Anyways, hopefully you guys were able to understand my explanation of the algorithm. I want your input....what do you think of it? What flaws and advantages do you see in it? And most especially: what do you think the time complexity of the search is (not the file indexing)?
Something that I forgot to mention is that I did already implement the algorithm...and it works. So far I have only tested it on a file system of 1000 files, and tomorrow I am going to test it on our server which contains about 240000 files...we will see how it performs. I just want your input and thoughts on it. :-)
This has been done before. It's a type of pseudo-hashing. I can't remember the name of the algorithm at the moment.
Congrats on coming up with it yourself. Based on a few seconds of thinking, I would say the complexity is linear in the length of the string being matched and logarithmic in the number of files on the filesystem, given certain assumptions on the distribution of characters in filenames.
If the string being matched has n pairs of characters, an intersection of n lists will have to be performed. Linear time sounds fine here.
But given that there are m files in the filesystem, the average number of files in a list must be linear, because every file end up in at least one list so m/65536 is a lower bound on the average number of files in a list. I am not sure why this search could be logarithmic in the number of files.
When you calculate the intersection of two lists, you must at least look at every element in them, so linear time is required.
I don't know, maybe O(n*m).
Sounds like an incomplete trie, or perhaps an incomplete B-Tree. Simply put, it would work pretty much the same as those, but it doesn't scale, because your lookup structures are of fixed size. In other words, you get good performance for a few files (a hundred thousand perhaps) as long as they're evenly distributed. After that, the performance becomes indeed n*m - algorithmically speaking, no better than a linear search through an index.
Consider also that large file indexes don't fit into main memory and must be paged to disk. Linked lists don't page well. That's another scaling problem.
Also, your two separate indices seem somewhat strange.

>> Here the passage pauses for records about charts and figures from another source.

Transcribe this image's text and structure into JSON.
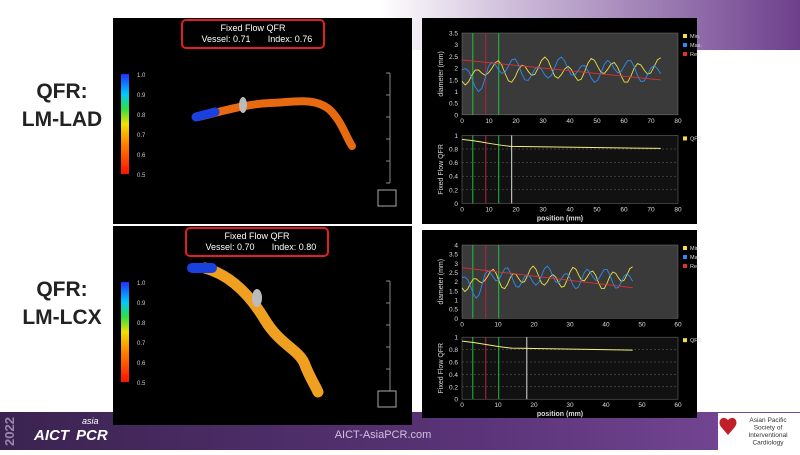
{
  "slide": {
    "year": "2022",
    "website": "AICT-AsiaPCR.com",
    "logo_left": {
      "aict": "AICT",
      "asia": "asia",
      "pcr": "PCR"
    },
    "logo_right": [
      "Asian Pacific",
      "Society of",
      "Interventional",
      "Cardiology"
    ]
  },
  "rows": [
    {
      "label": [
        "QFR:",
        "LM-LAD"
      ],
      "qfr_title": "Fixed Flow QFR",
      "vessel": "Vessel: 0.71",
      "index": "Index: 0.76",
      "colorbar": [
        "1.0",
        "0.9",
        "0.8",
        "0.7",
        "0.6",
        "0.5"
      ],
      "diameter_axis": {
        "label": "diameter (mm)",
        "ticks": [
          "3.5",
          "3",
          "2.5",
          "2",
          "1.5",
          "1",
          "0.5",
          "0"
        ]
      },
      "legend": [
        "Min.",
        "Max.",
        "Ref."
      ],
      "qfr_axis": {
        "label": "Fixed Flow QFR",
        "ticks": [
          "1",
          "0.8",
          "0.6",
          "0.4",
          "0.2",
          "0"
        ]
      },
      "qfr_legend": "QFR",
      "x_axis": {
        "label": "position (mm)",
        "ticks": [
          "0",
          "10",
          "20",
          "30",
          "40",
          "50",
          "60",
          "70",
          "80"
        ]
      }
    },
    {
      "label": [
        "QFR:",
        "LM-LCX"
      ],
      "qfr_title": "Fixed Flow QFR",
      "vessel": "Vessel: 0.70",
      "index": "Index: 0.80",
      "colorbar": [
        "1.0",
        "0.9",
        "0.8",
        "0.7",
        "0.6",
        "0.5"
      ],
      "diameter_axis": {
        "label": "diameter (mm)",
        "ticks": [
          "4",
          "3.5",
          "3",
          "2.5",
          "2",
          "1.5",
          "1",
          "0.5",
          "0"
        ]
      },
      "legend": [
        "Min.",
        "Max.",
        "Ref."
      ],
      "qfr_axis": {
        "label": "Fixed Flow QFR",
        "ticks": [
          "1",
          "0.8",
          "0.6",
          "0.4",
          "0.2",
          "0"
        ]
      },
      "qfr_legend": "QFR",
      "x_axis": {
        "label": "position (mm)",
        "ticks": [
          "0",
          "10",
          "20",
          "30",
          "40",
          "50",
          "60"
        ]
      }
    }
  ]
}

What you have is, basically, a 2d-array used as a lookup map, with the first character of the filename as the first index, the second as the second index. (By the way, what happens to files with names that are only one character long?) This is, essentially, the same as treating the first two characters as a 16-bit value and using it as an index into a 2^16 array.
From a completely linguistic point of view, your description of the structure is ... inaccurate, and thus hard to understand: keys don't contain values, they index them. A map is a container of key/value pairs that allows fast lookup of the key and the associated value.
Performing intersections isn't trivial, for each element you have to see if it exists in all other lists. A naive implementation will be O(k*n^2) where n is the number of elements in each list and k is the number of lists (minus one). You can do a lot better if the lists are sorted, but if not you'll pay k*n*log(n) to sort all k+1 lists. The table look-ups are constant time, the complexity will likely be dominated by your intersection algorithm.
I think you'd do better with indexing n-grams in a reverse look up (huge, but easy to partition into disk pages), or by using a tree structure like a suffix tree. As CornedBee mentions though, your biggest challenge will be effeciently accessing the index when it becomes too large to fit into memory.
Well I tested the search algorithm today on a large file system.
The file system has about 250,000 files on it.
A search takes approximately 1 minute 50 seconds to complete.
After much thinking and researching...the algorithm is incredibly slow and a linear search does much better.